Consent quality should be a trial-level KPI, like how many participants passed a short comprehension check, whether re-consent was documented on time, and if the community was properly engaged. When teams know they’ll be assessed on substance, the practice naturally improves.
Technology :
Electronic Consent tools, especially those with videos or audio in local languages, would go a long way in helping people truly understand what they’re signing up for.
Imagine someone in a rural area who struggles with English, you can’t just hand them a paper and expect it to make sense. But if they watch a short video or listen in their own language, the message lands better.

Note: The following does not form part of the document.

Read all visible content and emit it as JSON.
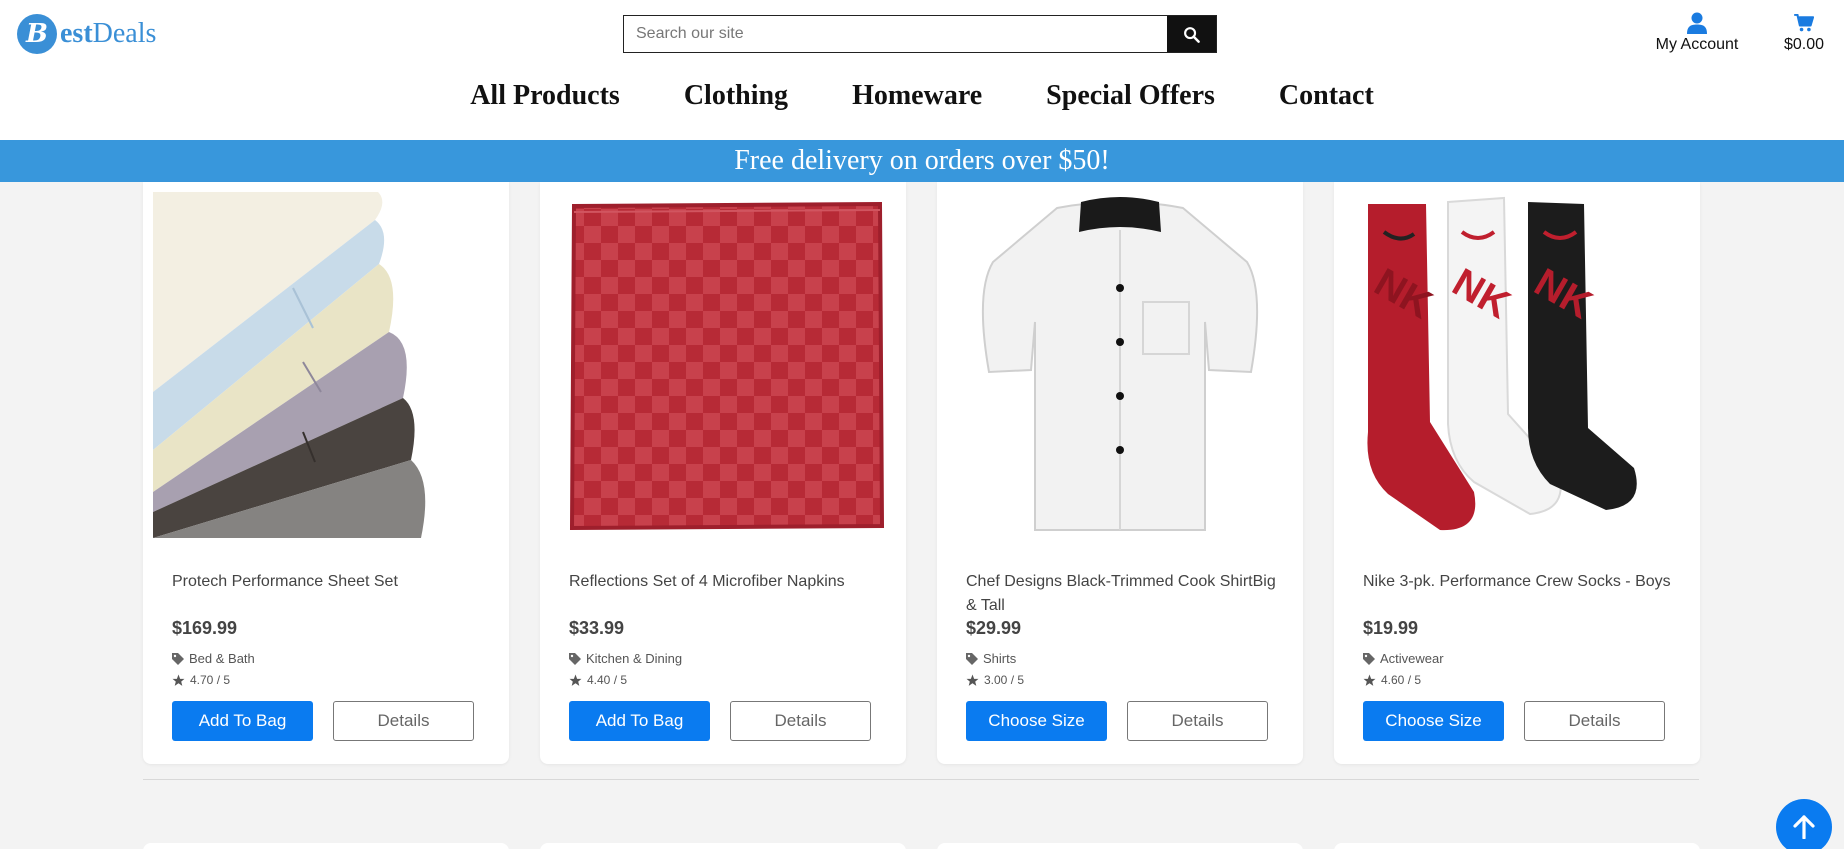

Of course, it shouldn’t stop there. After the digital module, there should always be time for a one-on-one conversation, because people will still have personal questions. When we store those consent records digitally with clear audit trails of who signed, when, and which version, it keeps the whole process transparent and easy to track.
The way forward
This is where UCTSS comes in. As a CRO, we provide the expertise and systems that make ethical, high-quality research possible in Nigeria.
We train investigators and researchers to clearly communicate the importance of the trials and build transparent relationships with communities.
We built a clinical trial management system, UCTMS, that simplifies and strengthens the trial process. By doing this, we ensure that trials are not just scientifically rigorous but also ethically sound and when sponsors see that level of integrity and quality, they are more willing to invest in Nigeria’s research ecosystem.
In the end, solving the issue of informed consent is about respect and trust in Nigeria’s place in global clinical research. If we get it right, we’ll not only protect participants but also prove that Nigeria can set the standard for ethical, world-class trials.